Oral sex and head and neck cancer, Baltimore CPC law is struck down, parental notification in New Mexico, making judicial bypass harder on teens, and a cosponsor of the "it's not rape unless you're forced" bill says they didn't mean it that way.

Oral sex and head and neck cancer, Baltimore CPC law is struck down, parental notification in New Mexico, making judicial bypass harder on teens, and a cosponsor of the “it’s not rape unless you’re forced” bill says they didn’t mean it that way.

  • Today is the last day of January – which is Cervical Cancer Awareness Month – but it is important to remember that other cancers are caused by HPV as well. Researchers say oral sex may be to blame for the rise in head and neck cancers among younger people, according to a study in the New England Journal of Medicine.
  • In 2009, Baltimore, MD, passed the first law in the country requiring so-called “crisis pregnancy centers” to post signs saying that they do not provide or refer for abortion. A federal judge struck down the statue Friday, saying it was a violation of the First Amendment. The Center for Reproductive Rights said it will appeal the ruling. The judge who made the ruling listed a few ways the city could accomplish its goal of requiring truth from CPC’s:

    The city could, he wrote, “use or modify existing regulations governing fraudulent advertising to combat deceptive advertising practices by limited-service pregnancy centers.”

    Alternatively, Garbis wrote, the city “could enact a new content-neutral advertising ordinance applicable to noncommercial entities that directly ameliorate the [city’s] concerns regarding deceptive advertising.”

  • A legislator in New Mexico just introduced a parental notification law for that state, although it is not expected to become law.
  • Speaking of young women and abortion, Ohio lawmakers are pushing for stricter judicial bypass standards, saying they are concerned about a “rubber-stamp” by judges. Ohio has a parental consent law on the books.
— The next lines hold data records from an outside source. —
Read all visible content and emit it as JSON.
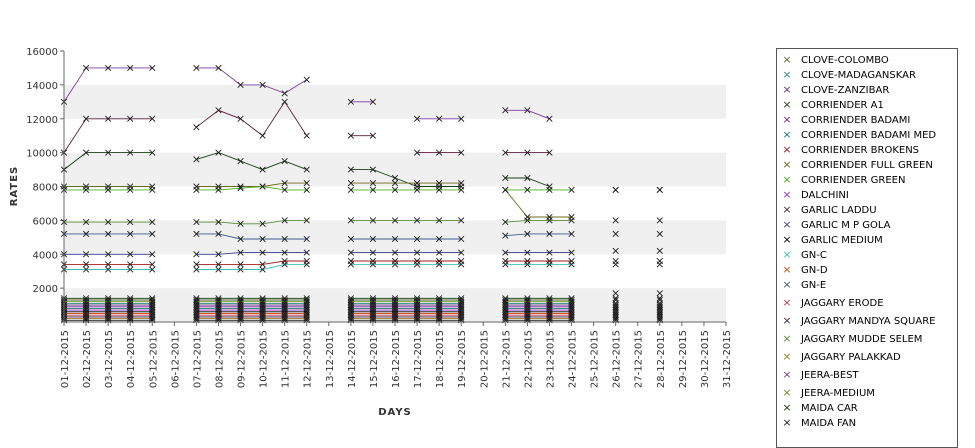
{
  "chart_data": {
    "type": "line",
    "title": "",
    "xlabel": "DAYS",
    "ylabel": "RATES",
    "ylim": [
      0,
      16000
    ],
    "yticks": [
      2000,
      4000,
      6000,
      8000,
      10000,
      12000,
      14000,
      16000
    ],
    "grid": "horizontal bands",
    "legend_position": "right",
    "x": [
      "01-12-2015",
      "02-12-2015",
      "03-12-2015",
      "04-12-2015",
      "05-12-2015",
      "06-12-2015",
      "07-12-2015",
      "08-12-2015",
      "09-12-2015",
      "10-12-2015",
      "11-12-2015",
      "12-12-2015",
      "13-12-2015",
      "14-12-2015",
      "15-12-2015",
      "16-12-2015",
      "17-12-2015",
      "18-12-2015",
      "19-12-2015",
      "20-12-2015",
      "21-12-2015",
      "22-12-2015",
      "23-12-2015",
      "24-12-2015",
      "25-12-2015",
      "26-12-2015",
      "27-12-2015",
      "28-12-2015",
      "29-12-2015",
      "30-12-2015",
      "31-12-2015"
    ],
    "series": [
      {
        "name": "CLOVE-COLOMBO",
        "color": "#556b2f",
        "values": [
          1300,
          1300,
          1300,
          1300,
          1300,
          null,
          1300,
          1300,
          1300,
          1300,
          1300,
          1300,
          null,
          1300,
          1300,
          1300,
          1300,
          1300,
          1300,
          null,
          1300,
          1300,
          1300,
          1300,
          null,
          1300,
          null,
          1300,
          null,
          null,
          null
        ]
      },
      {
        "name": "CLOVE-MADAGANSKAR",
        "color": "#2e8b8b",
        "values": [
          1100,
          1100,
          1100,
          1100,
          1100,
          null,
          1100,
          1100,
          1100,
          1100,
          1100,
          1100,
          null,
          1100,
          1100,
          1100,
          1100,
          1100,
          1100,
          null,
          1100,
          1100,
          1100,
          1100,
          null,
          1100,
          null,
          1100,
          null,
          null,
          null
        ]
      },
      {
        "name": "CLOVE-ZANZIBAR",
        "color": "#5c2e7a",
        "values": [
          1000,
          1000,
          1000,
          1000,
          1000,
          null,
          1000,
          1000,
          1000,
          1000,
          1000,
          1000,
          null,
          1000,
          1000,
          1000,
          1000,
          1000,
          1000,
          null,
          1000,
          1000,
          1000,
          1000,
          null,
          1000,
          null,
          1000,
          null,
          null,
          null
        ]
      },
      {
        "name": "CORRIENDER A1",
        "color": "#1a3d1a",
        "values": [
          9000,
          10000,
          10000,
          10000,
          10000,
          null,
          9600,
          10000,
          9500,
          9000,
          9500,
          9000,
          null,
          9000,
          9000,
          8500,
          8000,
          8000,
          8000,
          null,
          8500,
          8500,
          8000,
          null,
          null,
          null,
          null,
          null,
          null,
          null,
          null
        ]
      },
      {
        "name": "CORRIENDER BADAMI",
        "color": "#7a1fa0",
        "values": [
          900,
          900,
          900,
          900,
          900,
          null,
          900,
          900,
          900,
          900,
          900,
          900,
          null,
          900,
          900,
          900,
          900,
          900,
          900,
          null,
          900,
          900,
          900,
          900,
          null,
          900,
          null,
          900,
          null,
          null,
          null
        ]
      },
      {
        "name": "CORRIENDER BADAMI MED",
        "color": "#1f7a7a",
        "values": [
          800,
          800,
          800,
          800,
          800,
          null,
          800,
          800,
          800,
          800,
          800,
          800,
          null,
          800,
          800,
          800,
          800,
          800,
          800,
          null,
          800,
          800,
          800,
          800,
          null,
          800,
          null,
          800,
          null,
          null,
          null
        ]
      },
      {
        "name": "CORRIENDER BROKENS",
        "color": "#a01f1f",
        "values": [
          3400,
          3400,
          3400,
          3400,
          3400,
          null,
          3400,
          3400,
          3400,
          3400,
          3600,
          3600,
          null,
          3600,
          3600,
          3600,
          3600,
          3600,
          3600,
          null,
          3600,
          3600,
          3600,
          3600,
          null,
          3600,
          null,
          3600,
          null,
          null,
          null
        ]
      },
      {
        "name": "CORRIENDER FULL GREEN",
        "color": "#6b6b1f",
        "values": [
          8000,
          8000,
          8000,
          8000,
          8000,
          null,
          8000,
          8000,
          8000,
          8000,
          8200,
          8200,
          null,
          8200,
          8200,
          8200,
          8200,
          8200,
          8200,
          null,
          7800,
          6200,
          6200,
          6200,
          null,
          7800,
          null,
          7800,
          null,
          null,
          null
        ]
      },
      {
        "name": "CORRIENDER GREEN",
        "color": "#4caf1f",
        "values": [
          7800,
          7800,
          7800,
          7800,
          7800,
          null,
          7800,
          7800,
          7900,
          8000,
          7800,
          7800,
          null,
          7800,
          7800,
          7800,
          7800,
          7800,
          7800,
          null,
          7800,
          7800,
          7800,
          7800,
          null,
          7800,
          null,
          7800,
          null,
          null,
          null
        ]
      },
      {
        "name": "DALCHINI",
        "color": "#9b30c8",
        "values": [
          700,
          700,
          700,
          700,
          700,
          null,
          700,
          700,
          700,
          700,
          700,
          700,
          null,
          700,
          700,
          700,
          700,
          700,
          700,
          null,
          700,
          700,
          700,
          700,
          null,
          700,
          null,
          700,
          null,
          null,
          null
        ]
      },
      {
        "name": "GARLIC LADDU",
        "color": "#5a1e3c",
        "values": [
          10000,
          12000,
          12000,
          12000,
          12000,
          null,
          11500,
          12500,
          12000,
          11000,
          13000,
          11000,
          null,
          11000,
          11000,
          null,
          10000,
          10000,
          10000,
          null,
          10000,
          10000,
          10000,
          null,
          null,
          null,
          null,
          null,
          null,
          null,
          null
        ]
      },
      {
        "name": "GARLIC M P GOLA",
        "color": "#3d3d8c",
        "values": [
          4000,
          4000,
          4000,
          4000,
          4000,
          null,
          4000,
          4000,
          4100,
          4100,
          4100,
          4100,
          null,
          4100,
          4100,
          4100,
          4100,
          4100,
          4100,
          null,
          4100,
          4100,
          4100,
          4100,
          null,
          4200,
          null,
          4200,
          null,
          null,
          null
        ]
      },
      {
        "name": "GARLIC MEDIUM",
        "color": "#000000",
        "values": [
          600,
          600,
          600,
          600,
          600,
          null,
          600,
          600,
          600,
          600,
          600,
          600,
          null,
          600,
          600,
          600,
          600,
          600,
          600,
          null,
          600,
          600,
          600,
          600,
          null,
          600,
          null,
          600,
          null,
          null,
          null
        ]
      },
      {
        "name": "GN-C",
        "color": "#3fbfbf",
        "values": [
          3100,
          3100,
          3100,
          3100,
          3100,
          null,
          3100,
          3100,
          3100,
          3100,
          3400,
          3400,
          null,
          3400,
          3400,
          3400,
          3400,
          3400,
          3400,
          null,
          3400,
          3400,
          3400,
          3400,
          null,
          3400,
          null,
          3400,
          null,
          null,
          null
        ]
      },
      {
        "name": "GN-D",
        "color": "#d2551e",
        "values": [
          500,
          500,
          500,
          500,
          500,
          null,
          500,
          500,
          500,
          500,
          500,
          500,
          null,
          500,
          500,
          500,
          500,
          500,
          500,
          null,
          500,
          500,
          500,
          500,
          null,
          500,
          null,
          500,
          null,
          null,
          null
        ]
      },
      {
        "name": "GN-E",
        "color": "#3c5a8c",
        "values": [
          5200,
          5200,
          5200,
          5200,
          5200,
          null,
          5200,
          5200,
          4900,
          4900,
          4900,
          4900,
          null,
          4900,
          4900,
          4900,
          4900,
          4900,
          4900,
          null,
          5100,
          5200,
          5200,
          5200,
          null,
          5200,
          null,
          5200,
          null,
          null,
          null
        ]
      },
      {
        "name": "JAGGARY ERODE",
        "color": "#c83c5a",
        "values": [
          400,
          400,
          400,
          400,
          400,
          null,
          400,
          400,
          400,
          400,
          400,
          400,
          null,
          400,
          400,
          400,
          400,
          400,
          400,
          null,
          400,
          400,
          400,
          400,
          null,
          400,
          null,
          400,
          null,
          null,
          null
        ]
      },
      {
        "name": "JAGGARY MANDYA SQUARE",
        "color": "#3c1e3c",
        "values": [
          300,
          300,
          300,
          300,
          300,
          null,
          300,
          300,
          300,
          300,
          300,
          300,
          null,
          300,
          300,
          300,
          300,
          300,
          300,
          null,
          300,
          300,
          300,
          300,
          null,
          300,
          null,
          300,
          null,
          null,
          null
        ]
      },
      {
        "name": "JAGGARY MUDDE SELEM",
        "color": "#5a8c3c",
        "values": [
          5900,
          5900,
          5900,
          5900,
          5900,
          null,
          5900,
          5900,
          5800,
          5800,
          6000,
          6000,
          null,
          6000,
          6000,
          6000,
          6000,
          6000,
          6000,
          null,
          5900,
          6000,
          6000,
          6000,
          null,
          6000,
          null,
          6000,
          null,
          null,
          null
        ]
      },
      {
        "name": "JAGGARY PALAKKAD",
        "color": "#a0781e",
        "values": [
          200,
          200,
          200,
          200,
          200,
          null,
          200,
          200,
          200,
          200,
          200,
          200,
          null,
          200,
          200,
          200,
          200,
          200,
          200,
          null,
          200,
          200,
          200,
          200,
          null,
          200,
          null,
          200,
          null,
          null,
          null
        ]
      },
      {
        "name": "JEERA-BEST",
        "color": "#7a3ca0",
        "values": [
          13000,
          15000,
          15000,
          15000,
          15000,
          null,
          15000,
          15000,
          14000,
          14000,
          13500,
          14300,
          null,
          13000,
          13000,
          null,
          12000,
          12000,
          12000,
          null,
          12500,
          12500,
          12000,
          null,
          null,
          null,
          null,
          null,
          null,
          null,
          null
        ]
      },
      {
        "name": "JEERA-MEDIUM",
        "color": "#6b8c1e",
        "values": [
          1200,
          1200,
          1200,
          1200,
          1200,
          null,
          1200,
          1200,
          1200,
          1200,
          1200,
          1200,
          null,
          1200,
          1200,
          1200,
          1200,
          1200,
          1200,
          null,
          1200,
          1200,
          1200,
          1200,
          null,
          1700,
          null,
          1700,
          null,
          null,
          null
        ]
      },
      {
        "name": "MAIDA CAR",
        "color": "#0f3c0f",
        "values": [
          1400,
          1400,
          1400,
          1400,
          1400,
          null,
          1400,
          1400,
          1400,
          1400,
          1400,
          1400,
          null,
          1400,
          1400,
          1400,
          1400,
          1400,
          1400,
          null,
          1400,
          1400,
          1400,
          1400,
          null,
          1400,
          null,
          1400,
          null,
          null,
          null
        ]
      },
      {
        "name": "MAIDA FAN",
        "color": "#1e1e1e",
        "values": [
          100,
          100,
          100,
          100,
          100,
          null,
          100,
          100,
          100,
          100,
          100,
          100,
          null,
          100,
          100,
          100,
          100,
          100,
          100,
          null,
          100,
          100,
          100,
          100,
          null,
          100,
          null,
          100,
          null,
          null,
          null
        ]
      }
    ]
  }
}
Lawmakers now want the judge ruling on a bypass to ask about a “minor’s understanding of the possible physical and emotional complications of the abortion procedure and, if faced with such complications, how she would address and treat the situation.” And when she’s done jumping through those hoops, she should also have to tame a tiger, and then walk over coals, and then cross a plank over a pit of alligators, and then…
  • A Democratic sponsor of Chris Smith’s “No Taxpayer Funding for Abortion Act” – you know, the one that redefines rape – says it really doesn’t redefine rape, or at least they didn’t mean to do so. Daniel Lipinski (D-IL) said in a statement, “The language of H.R. 3 was not intended to change existing law regarding taxpayer funding for abortion in cases of rape, nor is it expected that it would do so.”